Permutations & series

Question

Consider all the $7$ -digit numbers containing each of the digits $1,2,3,4,5,6,7$ exactly once, and not divisible by $5$. Arrange them in decreasing order. What is the $2015$th number (from the beginning) in this list?

Answer 1

The biggest numbers on the list will start with 7 and have some permutation of the other digits for the rest, except 5 can't be in the final place. There are 6! - 5! = 720 - 120 = 600 of these (subtract 5! to exclude the 5! numbers that look like 7XXXXX5). There will be the same amount starting with 6, but starting with 5 there will be 6! = 720 since we don't have to exclude any. So far that accounts for 600+600+720=1920 numbers, which is almost 2015, so the number we want must start with 4.

There are 5!-4! = 96 numbers that look like 47XXXXX and don't end with 5, and the smallest such number (4712356) will be number 1920+96 = 2016 on the list. So the number we want is the next smallest such number, or 4712536.

Answer 2

Let's count.
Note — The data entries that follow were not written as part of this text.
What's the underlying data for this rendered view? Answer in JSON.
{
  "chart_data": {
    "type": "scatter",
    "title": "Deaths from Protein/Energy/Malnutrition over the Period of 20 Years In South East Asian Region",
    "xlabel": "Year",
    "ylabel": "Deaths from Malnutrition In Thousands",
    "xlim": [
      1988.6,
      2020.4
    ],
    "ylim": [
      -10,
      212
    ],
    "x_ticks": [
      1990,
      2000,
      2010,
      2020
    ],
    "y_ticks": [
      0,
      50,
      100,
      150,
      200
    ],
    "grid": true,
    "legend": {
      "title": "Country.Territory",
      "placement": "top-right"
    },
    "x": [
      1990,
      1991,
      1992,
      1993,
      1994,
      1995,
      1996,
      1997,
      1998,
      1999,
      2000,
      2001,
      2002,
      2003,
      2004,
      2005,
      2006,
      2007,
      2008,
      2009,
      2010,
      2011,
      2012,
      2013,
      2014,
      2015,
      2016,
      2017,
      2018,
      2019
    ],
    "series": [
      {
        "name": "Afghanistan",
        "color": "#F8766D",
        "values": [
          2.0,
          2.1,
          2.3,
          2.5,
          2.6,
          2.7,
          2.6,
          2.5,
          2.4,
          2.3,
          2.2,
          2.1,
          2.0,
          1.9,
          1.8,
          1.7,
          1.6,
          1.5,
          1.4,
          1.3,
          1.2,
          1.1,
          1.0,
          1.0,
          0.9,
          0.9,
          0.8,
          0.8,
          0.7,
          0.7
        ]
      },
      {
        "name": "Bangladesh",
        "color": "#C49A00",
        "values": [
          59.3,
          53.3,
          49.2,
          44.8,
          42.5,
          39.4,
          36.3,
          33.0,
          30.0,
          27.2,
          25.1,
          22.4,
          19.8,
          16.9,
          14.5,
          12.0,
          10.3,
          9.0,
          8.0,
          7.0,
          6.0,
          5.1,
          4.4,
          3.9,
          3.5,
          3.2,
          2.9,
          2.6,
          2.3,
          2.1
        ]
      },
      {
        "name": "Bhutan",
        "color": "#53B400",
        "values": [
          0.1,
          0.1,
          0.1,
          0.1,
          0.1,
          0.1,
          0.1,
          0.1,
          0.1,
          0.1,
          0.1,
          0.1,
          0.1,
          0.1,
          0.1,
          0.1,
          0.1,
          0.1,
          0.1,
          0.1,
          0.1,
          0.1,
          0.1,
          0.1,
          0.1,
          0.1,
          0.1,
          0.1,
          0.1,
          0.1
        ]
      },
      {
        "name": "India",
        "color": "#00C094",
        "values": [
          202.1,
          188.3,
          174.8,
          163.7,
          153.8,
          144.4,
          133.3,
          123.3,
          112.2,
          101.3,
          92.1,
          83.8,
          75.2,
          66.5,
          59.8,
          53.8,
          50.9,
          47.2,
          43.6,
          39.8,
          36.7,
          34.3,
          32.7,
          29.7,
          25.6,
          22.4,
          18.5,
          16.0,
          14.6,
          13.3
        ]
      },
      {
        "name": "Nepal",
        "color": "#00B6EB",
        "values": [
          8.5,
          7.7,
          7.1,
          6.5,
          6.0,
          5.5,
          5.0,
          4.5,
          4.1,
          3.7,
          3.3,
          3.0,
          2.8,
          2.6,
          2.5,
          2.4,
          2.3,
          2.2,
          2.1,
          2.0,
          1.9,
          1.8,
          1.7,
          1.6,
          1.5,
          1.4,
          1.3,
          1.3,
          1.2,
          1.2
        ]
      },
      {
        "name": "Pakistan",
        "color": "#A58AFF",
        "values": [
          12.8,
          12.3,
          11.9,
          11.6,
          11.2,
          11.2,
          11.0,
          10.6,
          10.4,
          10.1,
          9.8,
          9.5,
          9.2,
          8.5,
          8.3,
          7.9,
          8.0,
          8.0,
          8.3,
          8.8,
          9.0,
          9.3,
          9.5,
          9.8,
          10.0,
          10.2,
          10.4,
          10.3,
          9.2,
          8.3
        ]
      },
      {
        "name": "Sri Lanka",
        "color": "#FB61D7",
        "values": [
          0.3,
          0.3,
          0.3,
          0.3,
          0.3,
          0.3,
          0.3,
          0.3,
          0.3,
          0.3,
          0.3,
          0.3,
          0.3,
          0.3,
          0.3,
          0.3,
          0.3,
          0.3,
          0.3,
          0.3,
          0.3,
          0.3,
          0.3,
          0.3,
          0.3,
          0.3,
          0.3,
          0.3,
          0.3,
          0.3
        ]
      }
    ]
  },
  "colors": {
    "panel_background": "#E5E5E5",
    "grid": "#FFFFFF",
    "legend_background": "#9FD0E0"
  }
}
If it's not divisible by 5, then 5 cannot be the last digit. If we have to arrange $n$ digits, such that one of them is not the last, we have $n-1$ ways to pick the last, and then $(n-1)!$ ways to pick the remaining ones, so a total of $(n-1)!(n-1)$. So, in total we have $6\cdot 6!=4320$ combinations.
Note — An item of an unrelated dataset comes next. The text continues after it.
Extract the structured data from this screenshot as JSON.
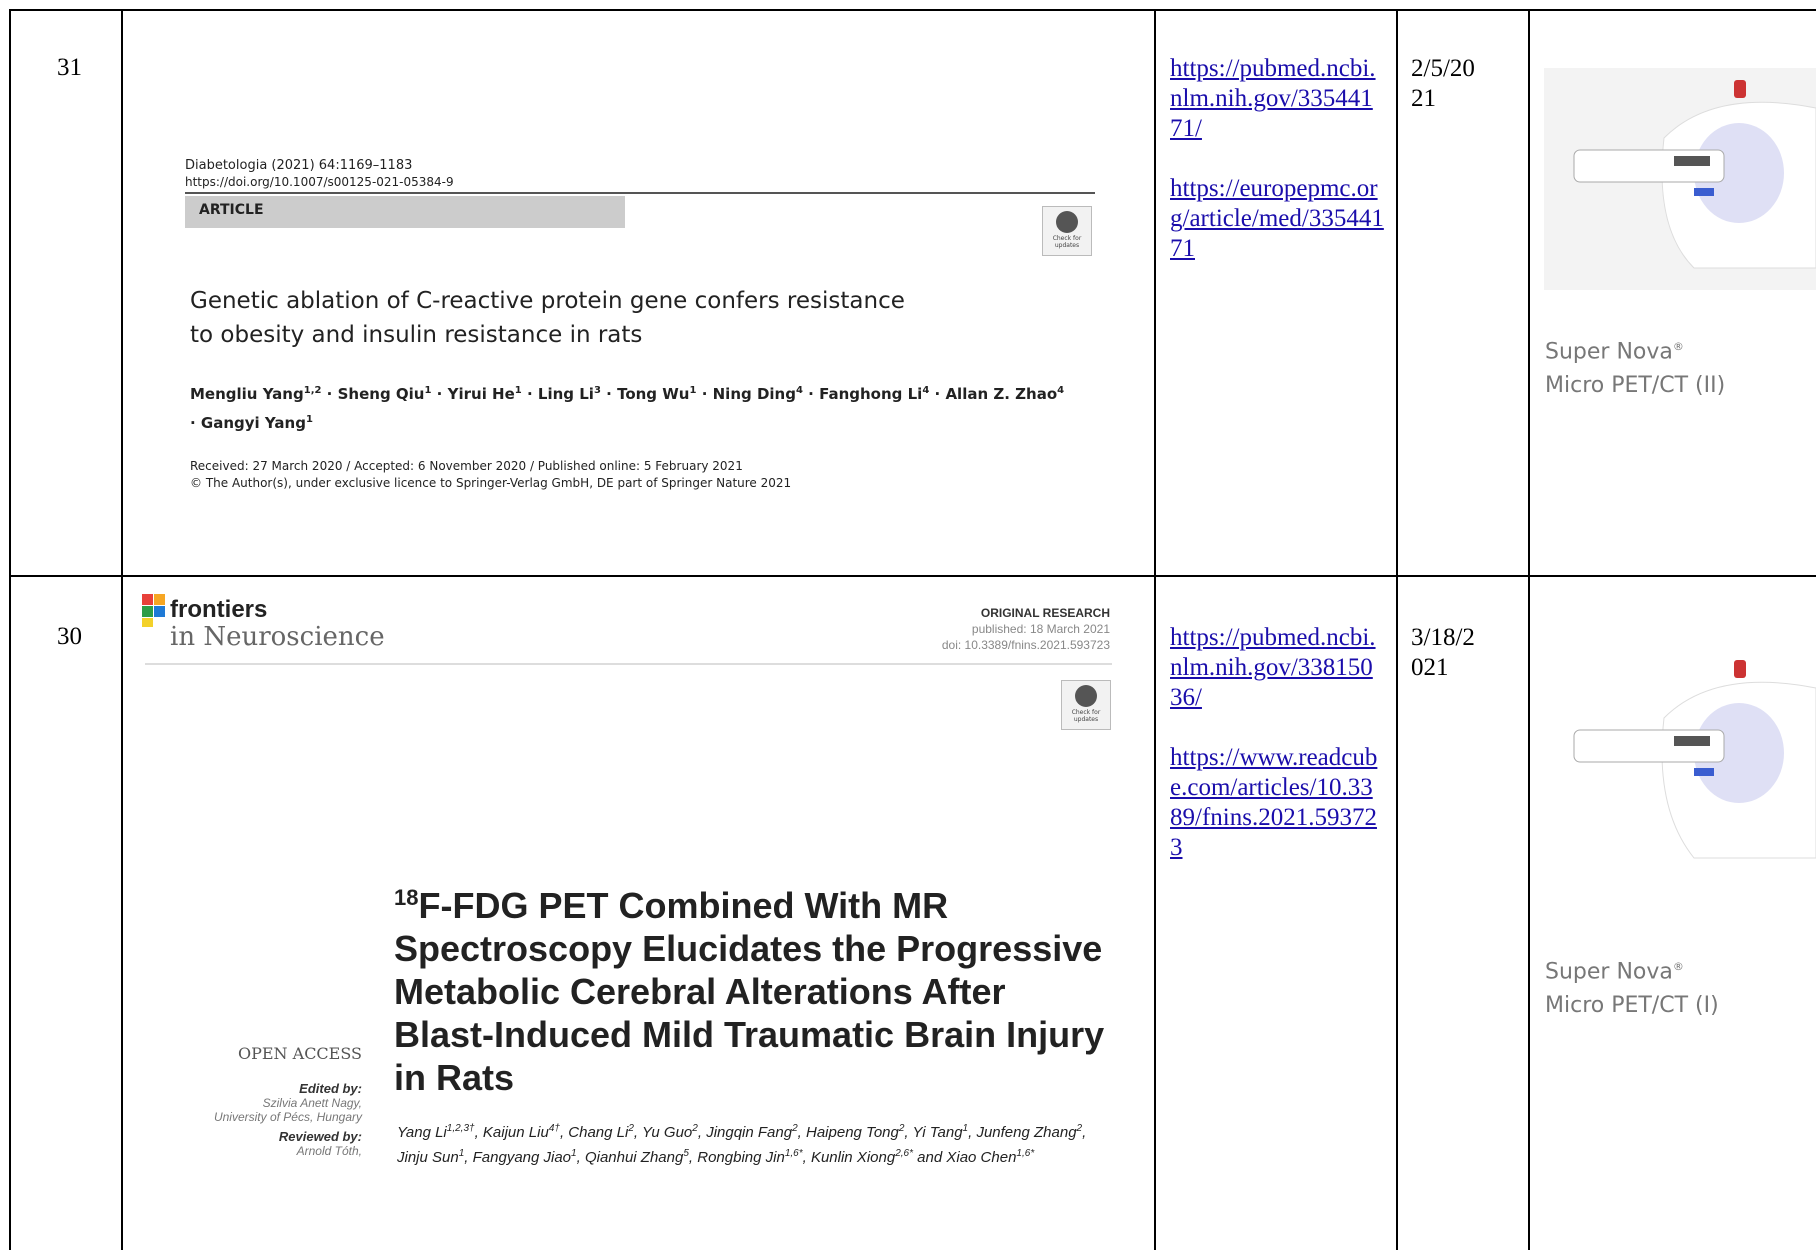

Now, the largest numbers have 7 in front. How many are there? Well, I need to rearrange the remaining 6 digits, without putting 5 last. So I have $5\cdot 5!=600$ combinations. Next, we have the ones starting with 6. That gives use another 600 combinations (we're up to 1200 numbers in the list). Then the ones starting with 5 (another 600, up to 1800). Since the last one starting with 4 will take us to the 2400 in the list, the 2015th must start with 4.

Now we need to find the 2015-1800=215th number starting with 4. Ok, we do the same calculations in this sublist. First numbers will be 47*****, and there are $4\cdot4!=96$. Then 46*****, another 96 numbers (we're up to 192). So the 215th will be of the form 45*****.
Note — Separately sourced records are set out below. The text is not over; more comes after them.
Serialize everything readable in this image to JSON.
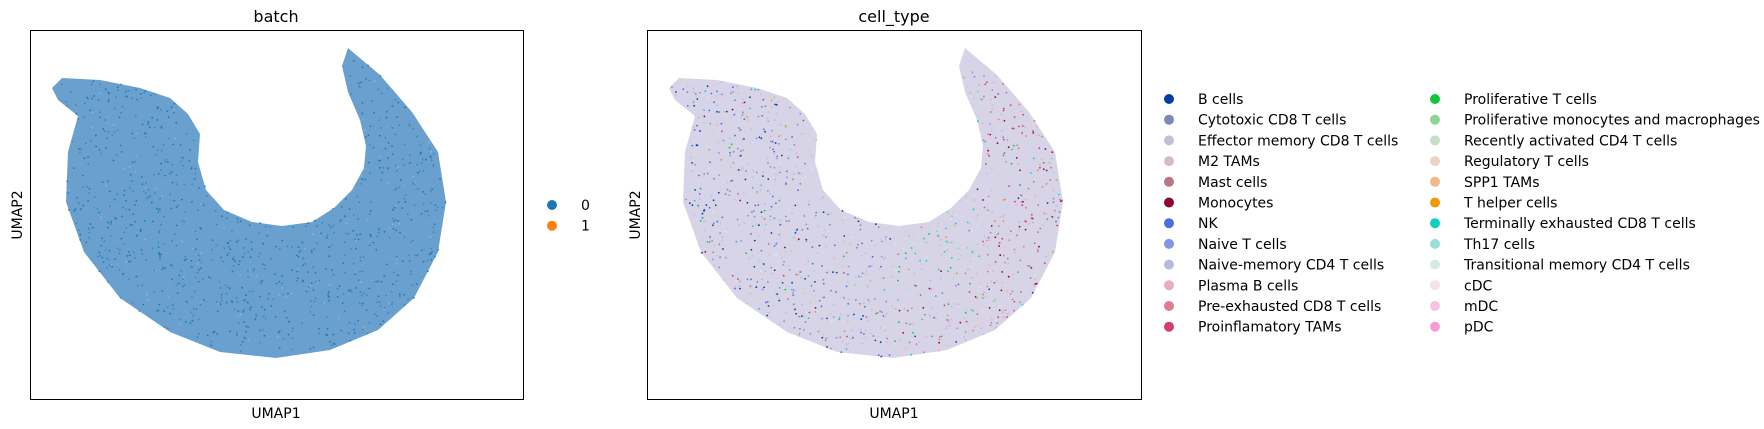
{
  "chart_data": [
    {
      "type": "scatter",
      "title": "batch",
      "xlabel": "UMAP1",
      "ylabel": "UMAP2",
      "grid": false,
      "ticks": false,
      "legend_position": "right",
      "categories": [
        {
          "name": "0",
          "color": "#1f77b4"
        },
        {
          "name": "1",
          "color": "#ff7f0e"
        }
      ]
    },
    {
      "type": "scatter",
      "title": "cell_type",
      "xlabel": "UMAP1",
      "ylabel": "UMAP2",
      "grid": false,
      "ticks": false,
      "legend_position": "right",
      "categories": [
        {
          "name": "B cells",
          "color": "#023fa5"
        },
        {
          "name": "Cytotoxic CD8 T cells",
          "color": "#7d87b9"
        },
        {
          "name": "Effector memory CD8 T cells",
          "color": "#bec1d4"
        },
        {
          "name": "M2 TAMs",
          "color": "#d6bcc0"
        },
        {
          "name": "Mast cells",
          "color": "#bb7784"
        },
        {
          "name": "Monocytes",
          "color": "#8e063b"
        },
        {
          "name": "NK",
          "color": "#4a6fe3"
        },
        {
          "name": "Naive T cells",
          "color": "#8595e1"
        },
        {
          "name": "Naive-memory CD4 T cells",
          "color": "#b5bbe3"
        },
        {
          "name": "Plasma B cells",
          "color": "#e6afb9"
        },
        {
          "name": "Pre-exhausted CD8 T cells",
          "color": "#e07b91"
        },
        {
          "name": "Proinflamatory TAMs",
          "color": "#d33f6a"
        },
        {
          "name": "Proliferative T cells",
          "color": "#11c638"
        },
        {
          "name": "Proliferative monocytes and macrophages",
          "color": "#8dd593"
        },
        {
          "name": "Recently activated CD4 T cells",
          "color": "#c6dec7"
        },
        {
          "name": "Regulatory T cells",
          "color": "#ead3c6"
        },
        {
          "name": "SPP1 TAMs",
          "color": "#f0b98d"
        },
        {
          "name": "T helper cells",
          "color": "#ef9708"
        },
        {
          "name": "Terminally exhausted CD8 T cells",
          "color": "#0fcfc0"
        },
        {
          "name": "Th17 cells",
          "color": "#9cded6"
        },
        {
          "name": "Transitional memory CD4 T cells",
          "color": "#d5eae7"
        },
        {
          "name": "cDC",
          "color": "#f3e1eb"
        },
        {
          "name": "mDC",
          "color": "#f6c4e1"
        },
        {
          "name": "pDC",
          "color": "#f79cd4"
        }
      ]
    }
  ]
}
Now we need to find the 215-192=23th number in this sublist. Notice that now we already used 5, so after fixing the 3rd number, we have 4! combinations. First we will have 457****, and there are $4!=24$. Therefore your number is the second to last of this sublist!

Last: 4571236

Second to last: 4571263

There you are: it's 4571263...unless I miscounted. =P

Edit: I made a mistake in my argument, after fixing 5 as the second number. I hope it's fixed correctly now.